В моей жизни мать занимает такое же место, как и прежде. И тот период юности, когда она давала советы по поводу моего внешнего вида, маниакально подчеркивая детали – «Подними воротник!», «Почисти туфли!», – продолжался у меня вплоть до зрелого возраста. Я всецело полагался на ее изысканный вкус и порой откладывал покупку пальто или пары сапог до возвращения в родной город. А там был один-единственный магазин, где я великолепно одевался, но не «Гуччи» и не «Армани»: это происходило в магазинчике маминых глаз. Я глядел в эти маленькие голубые зеркала и видел в них самого элегантного мужчину, какой только может быть на этом свете. И если элегантность – вопрос любви, значит, мне не суждено походить на оборванца, простодушно думал я.
И вот средь бела дня нависла угроза обрушения; уже видно, как на мертвенно-бледном горизонте покрылся трещинами наш замок. Все спешат укрыться в палате, где белые, как кость, перегородки и такие же белые халаты, где у обесцвеченной постели молочный оттенок потерянной нежности. По вечерам в простыни врезаются лучи заходящего солнца, и на этом странном белом фоне они приобретают неожиданные цвета, нечто сродни помилованью. А мама, вытянувшись, лежит в самом центре этого пожарища, которое ее освещает. И, глядя на угасающий пурпур, вдруг замечаешь, как сильно высохла река детства, кроткая и дерзкая…
* * *
Я привез из Меца коробку, где хранились мои личные вещи: фотографии, школьные тетрадки, университетские конспекты – все лежало в определенном порядке, начиная со школы вплоть до учебы в университете. Меня приятно удивило то, что мама все это сохранила (в конце каждого года она сбрасывала в коробку ставшие ненужными вещи).
В этом скоплении хлама вдруг обнаружилась аудиокассета (таких кассет уже не выпускают). Заинтригованный, я вставил ее в старенький HI-FI, и с экрана хлынула волна из прошлого. На скрипучей пленке были запечатлены мои одноклассники в тот день, когда в епископстве записывали радиопередачу ко Дню матерей (нам тогда было по десять лет). Каждому ученику предстояло прочесть по две строчки из стихотворения Мориса Карема, воздавая хвалу материнской заботе. Охвативший меня жар и волнение отступили, главное – не сбиться с рифмы. Микаэль произнес: «И на твоем колене я скакал быстрей оленя…» А потом мой, в то время с хрипотцой голос продолжил: «О чем же мне сказать пора, чего не знаешь ты?..» Я не запнулся, и вечером мама меня похвалила.

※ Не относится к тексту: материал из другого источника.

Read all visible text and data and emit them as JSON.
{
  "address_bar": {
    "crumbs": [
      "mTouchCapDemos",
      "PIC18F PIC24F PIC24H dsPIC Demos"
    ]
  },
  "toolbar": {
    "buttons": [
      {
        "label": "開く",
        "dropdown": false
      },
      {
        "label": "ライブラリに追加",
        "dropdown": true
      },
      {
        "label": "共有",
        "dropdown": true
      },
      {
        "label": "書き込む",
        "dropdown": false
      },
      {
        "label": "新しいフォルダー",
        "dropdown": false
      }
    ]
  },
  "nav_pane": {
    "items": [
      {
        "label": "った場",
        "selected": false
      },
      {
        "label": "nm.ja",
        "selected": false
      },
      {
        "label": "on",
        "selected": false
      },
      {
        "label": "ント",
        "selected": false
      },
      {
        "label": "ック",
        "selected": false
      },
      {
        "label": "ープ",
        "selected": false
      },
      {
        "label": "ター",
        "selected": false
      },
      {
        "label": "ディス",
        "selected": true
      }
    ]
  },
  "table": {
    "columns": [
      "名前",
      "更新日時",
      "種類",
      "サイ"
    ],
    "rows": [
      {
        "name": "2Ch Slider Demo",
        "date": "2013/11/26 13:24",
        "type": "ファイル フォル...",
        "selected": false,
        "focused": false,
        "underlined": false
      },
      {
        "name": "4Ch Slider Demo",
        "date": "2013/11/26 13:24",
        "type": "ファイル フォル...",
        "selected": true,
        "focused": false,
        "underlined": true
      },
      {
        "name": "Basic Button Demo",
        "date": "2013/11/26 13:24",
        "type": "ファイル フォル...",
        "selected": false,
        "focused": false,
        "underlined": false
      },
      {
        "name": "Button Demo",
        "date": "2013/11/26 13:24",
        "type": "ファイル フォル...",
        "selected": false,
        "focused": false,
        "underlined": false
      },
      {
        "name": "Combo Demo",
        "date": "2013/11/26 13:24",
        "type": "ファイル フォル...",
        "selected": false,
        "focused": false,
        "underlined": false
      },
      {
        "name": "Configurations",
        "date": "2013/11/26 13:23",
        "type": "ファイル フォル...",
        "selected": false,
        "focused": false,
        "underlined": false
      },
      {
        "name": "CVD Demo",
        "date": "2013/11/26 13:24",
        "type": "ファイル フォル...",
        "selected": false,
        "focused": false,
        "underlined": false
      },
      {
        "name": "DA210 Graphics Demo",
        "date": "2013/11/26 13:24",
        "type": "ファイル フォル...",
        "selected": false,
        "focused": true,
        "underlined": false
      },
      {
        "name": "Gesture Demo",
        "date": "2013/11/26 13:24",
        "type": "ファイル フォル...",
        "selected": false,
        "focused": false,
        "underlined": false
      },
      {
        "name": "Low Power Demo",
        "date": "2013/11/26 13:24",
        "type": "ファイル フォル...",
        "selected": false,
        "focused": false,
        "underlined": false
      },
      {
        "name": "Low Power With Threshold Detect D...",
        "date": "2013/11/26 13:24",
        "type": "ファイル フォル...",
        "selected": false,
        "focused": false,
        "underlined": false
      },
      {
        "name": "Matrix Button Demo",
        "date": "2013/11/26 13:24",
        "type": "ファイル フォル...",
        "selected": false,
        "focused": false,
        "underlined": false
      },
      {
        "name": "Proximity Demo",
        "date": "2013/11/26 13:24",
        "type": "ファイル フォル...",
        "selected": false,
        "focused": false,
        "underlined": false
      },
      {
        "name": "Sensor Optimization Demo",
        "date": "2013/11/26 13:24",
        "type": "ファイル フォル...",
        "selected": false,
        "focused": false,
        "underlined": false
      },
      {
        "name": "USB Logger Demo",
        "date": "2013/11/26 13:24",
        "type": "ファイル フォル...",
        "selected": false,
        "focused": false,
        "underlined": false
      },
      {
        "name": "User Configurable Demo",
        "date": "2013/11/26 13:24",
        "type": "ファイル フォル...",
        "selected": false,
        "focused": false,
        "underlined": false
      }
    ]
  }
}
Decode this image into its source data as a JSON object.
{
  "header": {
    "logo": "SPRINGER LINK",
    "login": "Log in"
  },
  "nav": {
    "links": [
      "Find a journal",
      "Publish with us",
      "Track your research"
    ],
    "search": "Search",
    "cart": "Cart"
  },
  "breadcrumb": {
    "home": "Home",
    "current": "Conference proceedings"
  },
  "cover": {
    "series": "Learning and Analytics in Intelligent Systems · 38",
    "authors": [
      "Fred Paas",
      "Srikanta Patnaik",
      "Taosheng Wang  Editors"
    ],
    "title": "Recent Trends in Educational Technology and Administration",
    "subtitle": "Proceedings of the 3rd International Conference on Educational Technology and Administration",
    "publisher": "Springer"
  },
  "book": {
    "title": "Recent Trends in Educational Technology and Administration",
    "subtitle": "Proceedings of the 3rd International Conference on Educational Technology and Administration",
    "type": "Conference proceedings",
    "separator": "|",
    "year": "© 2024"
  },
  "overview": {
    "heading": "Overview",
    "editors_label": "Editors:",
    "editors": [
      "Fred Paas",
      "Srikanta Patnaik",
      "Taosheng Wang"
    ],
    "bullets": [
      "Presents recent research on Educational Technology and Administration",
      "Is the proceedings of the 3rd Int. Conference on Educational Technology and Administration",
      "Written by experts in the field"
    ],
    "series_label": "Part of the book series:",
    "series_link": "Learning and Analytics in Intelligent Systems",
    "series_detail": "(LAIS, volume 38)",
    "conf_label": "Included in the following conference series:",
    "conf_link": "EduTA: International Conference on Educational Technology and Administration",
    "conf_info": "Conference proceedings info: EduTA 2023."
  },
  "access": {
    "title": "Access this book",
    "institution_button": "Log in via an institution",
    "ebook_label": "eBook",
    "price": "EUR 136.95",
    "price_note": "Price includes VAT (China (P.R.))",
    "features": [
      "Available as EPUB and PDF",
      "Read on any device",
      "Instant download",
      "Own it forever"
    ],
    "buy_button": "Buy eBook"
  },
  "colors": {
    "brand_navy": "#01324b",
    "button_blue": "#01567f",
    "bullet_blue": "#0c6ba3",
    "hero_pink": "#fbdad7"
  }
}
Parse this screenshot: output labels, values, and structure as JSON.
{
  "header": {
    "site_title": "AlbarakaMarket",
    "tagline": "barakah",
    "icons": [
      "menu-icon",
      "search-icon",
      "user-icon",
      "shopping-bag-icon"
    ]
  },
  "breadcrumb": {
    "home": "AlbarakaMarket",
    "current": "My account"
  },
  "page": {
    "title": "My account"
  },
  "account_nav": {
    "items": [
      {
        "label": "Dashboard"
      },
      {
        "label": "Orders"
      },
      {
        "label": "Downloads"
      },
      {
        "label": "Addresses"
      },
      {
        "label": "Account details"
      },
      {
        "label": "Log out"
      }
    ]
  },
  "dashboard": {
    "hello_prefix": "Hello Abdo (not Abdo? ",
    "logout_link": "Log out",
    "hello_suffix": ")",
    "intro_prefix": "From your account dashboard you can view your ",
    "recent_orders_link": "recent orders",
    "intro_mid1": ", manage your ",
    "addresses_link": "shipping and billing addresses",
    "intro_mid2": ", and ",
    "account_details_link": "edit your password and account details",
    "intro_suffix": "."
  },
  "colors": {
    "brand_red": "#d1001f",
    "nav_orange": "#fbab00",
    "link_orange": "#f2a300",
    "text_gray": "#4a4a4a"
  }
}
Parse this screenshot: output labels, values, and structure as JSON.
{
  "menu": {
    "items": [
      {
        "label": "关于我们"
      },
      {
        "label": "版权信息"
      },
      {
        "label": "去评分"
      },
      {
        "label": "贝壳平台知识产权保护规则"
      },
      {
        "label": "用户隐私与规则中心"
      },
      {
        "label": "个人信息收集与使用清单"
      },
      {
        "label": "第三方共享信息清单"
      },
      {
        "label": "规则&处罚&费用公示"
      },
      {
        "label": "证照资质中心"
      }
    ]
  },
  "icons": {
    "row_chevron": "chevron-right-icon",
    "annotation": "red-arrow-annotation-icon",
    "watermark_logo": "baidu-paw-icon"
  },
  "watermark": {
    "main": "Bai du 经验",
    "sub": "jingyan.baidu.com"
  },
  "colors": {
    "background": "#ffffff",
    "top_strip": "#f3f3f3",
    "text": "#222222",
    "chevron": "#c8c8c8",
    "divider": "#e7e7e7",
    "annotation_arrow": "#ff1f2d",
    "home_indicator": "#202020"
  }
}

Соленая вода воспоминаний с горечью проникла в горло, ибо горе было еще слишком свежо. Приступ тошноты поднял меня как утопленника, только что извлеченного из воды. Я задумался над вопросом Мориса Карема: так что же пора ей сказать, о чем она еще не знает? И только спустя двадцать три года нашел ответ: Я ТЕБЯ ЛЮБЛЮ. Потому что мать никогда этого точно не знает наперекор убеждениям, будто она и так все понимает. И всякий раз, когда матери остается жить совсем недолго, мы сожалеем, что не говорили ей о своей любви. Неужто так будет всегда в наших отношениях с близкими людьми, которые еще рядом?
В глубине картонной коробки покоились «мадлены»,[1]1
«Мадлены» – сорт очень мягкого печенья, которое чаще всего покупали пожилые люди. (Здесь и далее прим. перев.)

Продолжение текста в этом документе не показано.